Pulmonary Involvement in Neonatal Lupus from Clinical Diagnoses to Autopsy Findings: A Case Report

Background: Neonatal lupus erythematosus (NLE) is an uncommon immunemediated disease caused by the transplacental passage of maternal autoantibodies. In this paper, we described a case of a newborn with NLE involving lung damage from clinical diagnoses to autopsy findings. Case presentation: The mother had no history of immune system disease; however, the test for antinuclear antibodies was positive. A boy was delivered spontaneously at 36+2 weeks’ gestation without asphyxia (birth weight: 1.21 kg, length: 38 cm, head circumference: 26 cm). Soon after birth, intermittent shortness of breath occurred, followed by cyanosis and severe hypoxemia. Blood tests suggested that the infant was positive for anti-nuclear antibodies.
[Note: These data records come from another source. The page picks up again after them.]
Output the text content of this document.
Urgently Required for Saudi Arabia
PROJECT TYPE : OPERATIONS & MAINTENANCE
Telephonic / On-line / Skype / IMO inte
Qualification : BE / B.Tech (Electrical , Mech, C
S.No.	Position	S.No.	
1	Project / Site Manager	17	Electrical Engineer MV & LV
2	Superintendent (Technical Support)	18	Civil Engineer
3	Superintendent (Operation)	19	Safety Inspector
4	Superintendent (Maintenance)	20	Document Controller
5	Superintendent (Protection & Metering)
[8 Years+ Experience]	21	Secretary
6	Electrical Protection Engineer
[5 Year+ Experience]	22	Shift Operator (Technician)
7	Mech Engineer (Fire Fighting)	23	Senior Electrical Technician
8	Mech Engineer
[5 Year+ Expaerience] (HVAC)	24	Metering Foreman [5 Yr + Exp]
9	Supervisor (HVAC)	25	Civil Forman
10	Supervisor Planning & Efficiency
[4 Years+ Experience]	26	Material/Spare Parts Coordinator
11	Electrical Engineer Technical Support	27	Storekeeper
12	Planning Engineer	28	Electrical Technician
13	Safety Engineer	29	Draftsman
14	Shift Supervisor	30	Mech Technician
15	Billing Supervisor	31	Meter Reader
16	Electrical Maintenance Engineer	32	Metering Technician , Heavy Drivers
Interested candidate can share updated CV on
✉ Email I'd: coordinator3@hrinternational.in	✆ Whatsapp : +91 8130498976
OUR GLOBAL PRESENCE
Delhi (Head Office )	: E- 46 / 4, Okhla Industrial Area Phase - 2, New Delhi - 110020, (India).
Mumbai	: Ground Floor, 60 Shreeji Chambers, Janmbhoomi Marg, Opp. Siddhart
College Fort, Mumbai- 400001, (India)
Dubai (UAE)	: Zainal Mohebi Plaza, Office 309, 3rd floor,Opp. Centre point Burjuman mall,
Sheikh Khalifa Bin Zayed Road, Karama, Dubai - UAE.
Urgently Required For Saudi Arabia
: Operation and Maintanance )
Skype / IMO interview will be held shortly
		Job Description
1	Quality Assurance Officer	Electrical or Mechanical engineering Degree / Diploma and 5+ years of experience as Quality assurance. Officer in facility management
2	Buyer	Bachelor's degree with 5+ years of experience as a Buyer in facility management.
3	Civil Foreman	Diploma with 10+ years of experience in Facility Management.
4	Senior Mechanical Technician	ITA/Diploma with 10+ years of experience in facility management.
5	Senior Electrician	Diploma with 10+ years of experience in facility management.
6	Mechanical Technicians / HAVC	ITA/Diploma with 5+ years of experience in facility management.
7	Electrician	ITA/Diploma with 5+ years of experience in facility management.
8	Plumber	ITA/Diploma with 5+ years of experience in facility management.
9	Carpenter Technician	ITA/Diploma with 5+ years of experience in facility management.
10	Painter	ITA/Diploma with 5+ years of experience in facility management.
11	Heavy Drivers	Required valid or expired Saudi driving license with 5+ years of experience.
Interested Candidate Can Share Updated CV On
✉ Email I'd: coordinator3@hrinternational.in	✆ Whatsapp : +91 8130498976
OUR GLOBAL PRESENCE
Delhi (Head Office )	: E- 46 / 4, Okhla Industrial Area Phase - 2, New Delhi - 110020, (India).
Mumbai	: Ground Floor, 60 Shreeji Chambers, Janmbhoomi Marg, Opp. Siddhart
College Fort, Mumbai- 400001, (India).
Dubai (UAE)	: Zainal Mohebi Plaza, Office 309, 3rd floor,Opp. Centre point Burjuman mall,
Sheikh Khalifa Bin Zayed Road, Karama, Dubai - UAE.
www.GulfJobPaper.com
Although multiple respiratory support methods were used, death could not be avoided and occurred at 6.5 days due to cardiopulmonary failure. The results of the autopsy revealed diffuse interstitial inflammation and interstitial fibrosis in both lungs, manifesting as telangiectasia, hyperemia, alveolar cavity dilatation and fusion, and obvious interstitial widening with chronic inflammatory cell infiltration. The newborn was finally diagnosed with nonspecific interstitial pneumonia with fibrosis caused by congenital systemic lupus erythematosus. Conclusions: Pulmonary involvement with NLE is a diagnostic challenge at present. Close attention should be given to newborns whose mothers have systemic lupus erythematosus.